A. M. :Pour atténuer nos émissions de gaz à effets de serre ou nous adapter à la nouvelle donne climatique, nous devons remettre en question des modes de vie profondément ancrés. Il faut faire attention aux ressentis, aux « attachements » à ces habitudes. Surtout qu’elles sont aussi marquées par des inégalités passées et présentes. Alors qu’on a aménagé le territoire pour l’usage de la voiture en priorité, on ne peut pas dire aux gens qu’il faut se passer de ce mode de transport sans remettre en cause aussi cet aménagement de l’espace.

Comment prépare-t-on un territoire à la survenue d'aléas naturels ? Et comment en faire une affaire collective ?

A. M. :Cette préparation relève de différents acteurs. On peut partir du cadre existant, celui par exemple de la gestion de crise. De nombreux professionnels travaillent ce champ depuis longtemps. Comment amplifier leurs actions à la mesure de ce qui est nécessaire ? Les assureurs sont eux aussi concernés par le risque qui se multiplie. Faut-il changer de logique, de l’indemnisation à la prévention ? De mon point de vue, il faut partir des « concernements », comme disait le philosophe Bruno Latour, ce qui pousse les gens même à se relever la nuit. A l’échelle des gens qui voient que leurs activités doivent se modifier, au risque sinon d’aller dans le mur. Il faut mener des enquêtes, pour comprendre quelles sont les voies possibles. Il faut appuyer ces personnes concernées, les épauler, leur apporter des réponses nouvelles.

Avez-vous des exemples de pistes de redirection, de réponses nouvelles ?

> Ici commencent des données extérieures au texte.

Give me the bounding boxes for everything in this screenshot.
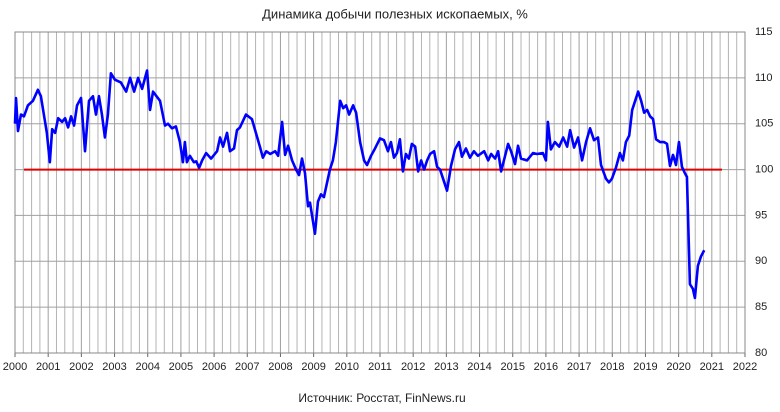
x-tick-label: 2006 — [202, 361, 226, 373]
x-tick-label: 2016 — [534, 361, 558, 373]
x-tick-label: 2013 — [434, 361, 458, 373]
x-tick-label: 2002 — [69, 361, 93, 373]
x-tick-label: 2015 — [500, 361, 524, 373]
plot-frame — [14, 31, 746, 354]
x-tick-label: 2007 — [235, 361, 259, 373]
x-tick-label: 2020 — [666, 361, 690, 373]
y-tick-label: 80 — [755, 347, 767, 359]
x-tick-label: 2000 — [3, 361, 27, 373]
y-tick-label: 110 — [755, 72, 773, 84]
x-tick-label: 2014 — [467, 361, 491, 373]
y-tick-label: 95 — [755, 209, 767, 221]
marks — [13, 69, 722, 300]
x-tick-label: 2010 — [335, 361, 359, 373]
x-tick-label: 2017 — [567, 361, 591, 373]
x-tick-label: 2018 — [600, 361, 624, 373]
x-tick-label: 2008 — [268, 361, 292, 373]
x-tick-label: 2019 — [633, 361, 657, 373]
data-line — [13, 69, 706, 300]
chart-title: Динамика добычи полезных ископаемых, % — [262, 6, 528, 21]
x-tick-label: 2011 — [368, 361, 392, 373]
source-note: Источник: Росстат, FinNews.ru — [298, 391, 465, 405]
y-tick-label: 85 — [755, 301, 767, 313]
x-tick-label: 2022 — [733, 361, 757, 373]
y-tick-label: 105 — [755, 118, 773, 130]
y-tick-label: 90 — [755, 255, 767, 267]
x-tick-label: 2005 — [169, 361, 193, 373]
x-tick-label: 2012 — [401, 361, 425, 373]
y-tick-label: 100 — [755, 163, 773, 175]
y-tick-label: 115 — [755, 26, 773, 38]
x-tick-label: 2004 — [135, 361, 159, 373]
x-tick-label: 2001 — [36, 361, 60, 373]
x-tick-label: 2021 — [700, 361, 724, 373]
x-tick-label: 2009 — [301, 361, 325, 373]
x-tick-label: 2003 — [102, 361, 126, 373]
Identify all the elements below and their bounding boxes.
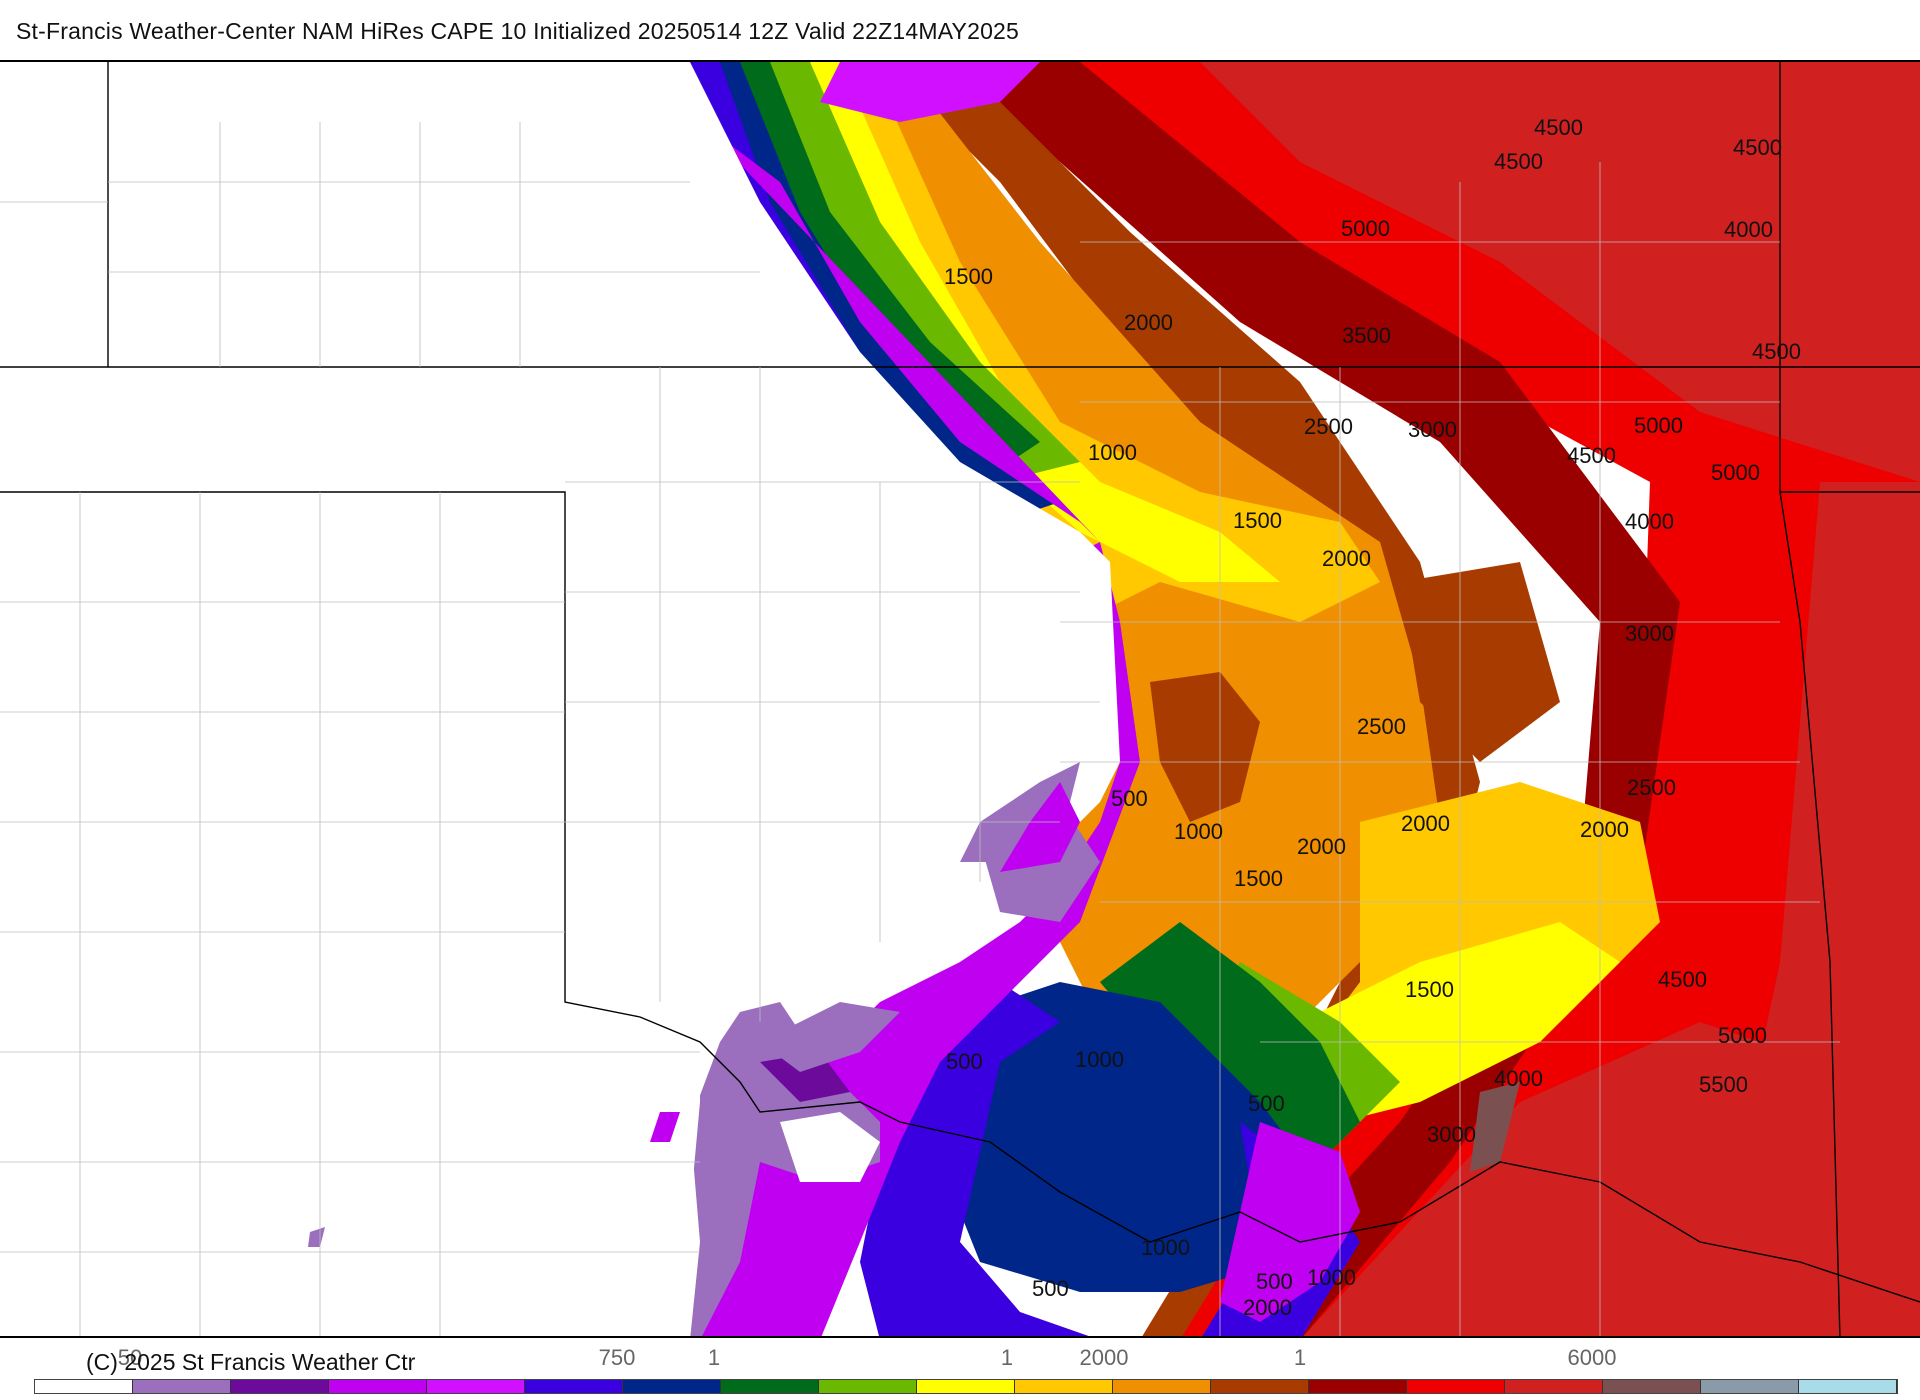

A. M. :La réflexion sur la redirection écologique remet en cause les fondamentaux de nos modèles économiques actuels. La logique de l’investissement, aujourd’hui, ne va pas dans le sens de la valorisation économique du tort causé à l’environnement. Résultat : on crée des actifs échoués pour demain [NDLR : Les "actifs échoués" sont, selon le concept développé par Alexandre Monnin, les investissements faits dans des produits ou des procédés qui aggravent le changement climatique.]. Je pose pour ma part la question d’intégrer ces futurs obsolètes dans le bilan des entreprises qui les financent. Dans Le Mystère du futur, l’auteur de science-fiction Kim Stanley Robinson, invente, en se fondant sur les dernières recherches sur le sujet, un mécanisme qui valorise financièrement le fait de ne pas extraire de pétrole. Il faut réfléchir à récompenser la non-action, quand il s’agit de renoncer à des actes destructeurs.